If you have an existing HTTP application that you want to enable SSL for, nginx provides a convenient reverse proxy mode. In this mode, nginx is just responsible for providing SSL encryption; the actual HTTP content is still being served from your existing web server or load balancer.

First, you need to install nginx. On Ubuntu 11.10, you can install it directly from the Ubuntu repositories.

sudo apt-get install nginx

On older Ubuntu distributions, you will need to add a custom PPA.

sudo -s
nginx=stable # use nginx=development for latest development version
echo "deb http://ppa.launchpad.net/nginx/$nginx/ubuntu lucid main" > /etc/apt/sources.list.d/nginx-$nginx-lucid.list
apt-key adv --keyserver keyserver.ubuntu.com --recv-keys C300EE8C
apt-get update
apt-get install nginx

Next, you need to generate a Certificate Signing Request and a secret key file. I created mine directly inside a new directory that we will point nginx to.

sudo mkdir /usr/local/nginx
sudo mkdir /usr/local/nginx/conf
cd /usr/local/nginx/conf
sudo openssl genrsa -des3 -out server.key 2048
sudo openssl req -new -key server.key -out server.csr

You will be asked a bunch of questions about the SSL certificate. This is semi-official information, so you want it to be accurate. The certificate authority may actually call/email people to verify some of the information. Technically, the only important field is the Common Name, which is the domain name you want the certificate for. You should look up some SSL creation tutorials to make sure you have the correct values.

In my case, I wanted a wildcard certificate, which can be used for all subdomains on the domain in question, so I entered *.example.com for the common name.

Now you get out your credit card. You need to purchase a certificate based on this .csr file. I chose Digicert. A wildcard certificate cost about $1300 for three years.

They will ask you for the csr file. You can also paste in the text of the file, which looks something like this.


The certificate authority vendor will produce a .pem file, which has both your new certificate and the vendor's certificate bundled together. Once you get the certificate via email, you can proceed to setup a reverse proxy in nginx. First, remove the passphrase from the .key file. Otherwise, nginx will prompt for it interactively every time the service starts.

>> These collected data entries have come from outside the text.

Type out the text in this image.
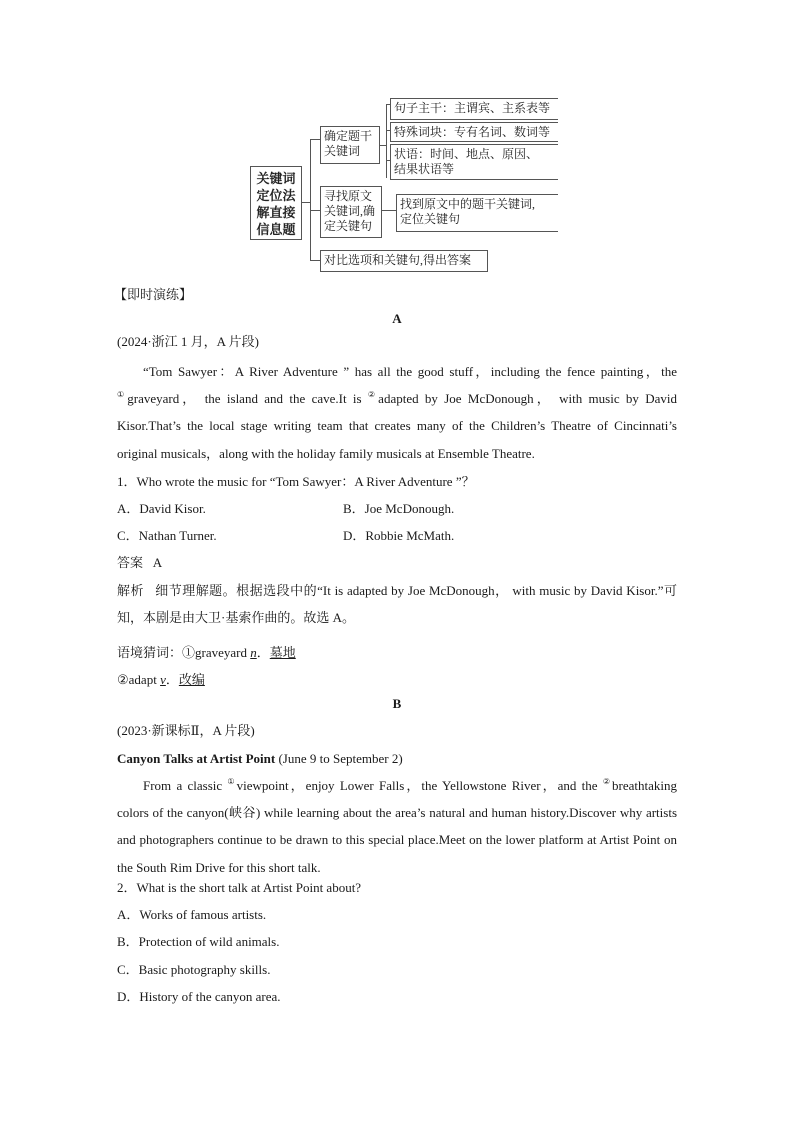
关键词
定位法
解直接
信息题
确定题干
关键词
句子主干：主谓宾、主系表等
特殊词块：专有名词、数词等
状语：时间、地点、原因、
结果状语等
寻找原文
关键词,确
定关键句
找到原文中的题干关键词,
定位关键句
对比选项和关键句,得出答案
【即时演练】
A
(2024·浙江 1 月，A 片段)
“Tom Sawyer：A River Adventure ” has all the good stuff，including the fence painting，the ①graveyard， the island and the cave.It is ②adapted by Joe McDonough， with music by David Kisor.That’s the local stage writing team that creates many of the Children’s Theatre of Cincinnati’s original musicals，along with the holiday family musicals at Ensemble Theatre.
1．Who wrote the music for “Tom Sawyer：A River Adventure ”？
A．David Kisor.	B．Joe McDonough.
C．Nathan Turner.	D．Robbie McMath.
答案 A
解析 细节理解题。根据选段中的“It is adapted by Joe McDonough， with music by David Kisor.”可知，本剧是由大卫·基索作曲的。故选 A。
语境猜词：①graveyard n．墓地
②adapt v．改编
B
(2023·新课标Ⅱ，A 片段)
Canyon Talks at Artist Point (June 9 to September 2)
From a classic ①viewpoint，enjoy Lower Falls，the Yellowstone River，and the ②breathtaking colors of the canyon(峡谷) while learning about the area’s natural and human history.Discover why artists and photographers continue to be drawn to this special place.Meet on the lower platform at Artist Point on the South Rim Drive for this short talk.
2．What is the short talk at Artist Point about?
A．Works of famous artists.
B．Protection of wild animals.
C．Basic photography skills.
D．History of the canyon area.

sudo cp server.key server.key.org
sudo openssl rsa -in server.key.org -out server.key

Then you have to configure nginx to use the .pem file from the certificate authority, as well as your secret .key file. There is an excellent wiki for other configurations that nginx supports.

server {

    listen 443 default_server;
    server_name www.example.com;

    ssl on;
    ssl_certificate /usr/local/nginx/conf/server.pem;
    ssl_certificate_key /usr/local/nginx/conf/server.key;
    ssl_session_cache shared:SSL:10m;

    location / {

        proxy_pass http://localhost:8000; # my existing apache instance
        proxy_set_header Host $host;

        # re-write redirects to http as to https, example: /home
        proxy_redirect http:// https://;

Note the proxy_redirect directive. I noticed that when my application performed a redirect internally, it was using the global URL, ie http://www.example.com. To keep the user on the SSL version w/o having to make my application SSL aware, or change to protocol relative redirects, I simply told nginx to re-write the redirect on the fly. Since I am only asking nginx to handle SSL traffic, it can safely use https for all redirects, given that I'm not redirecting to other sites.

That's it. You just need to start the server with "service nginx start". You can test that it's working in a browser, or "openssl s_client -connect localhost:443" for a more verbose test.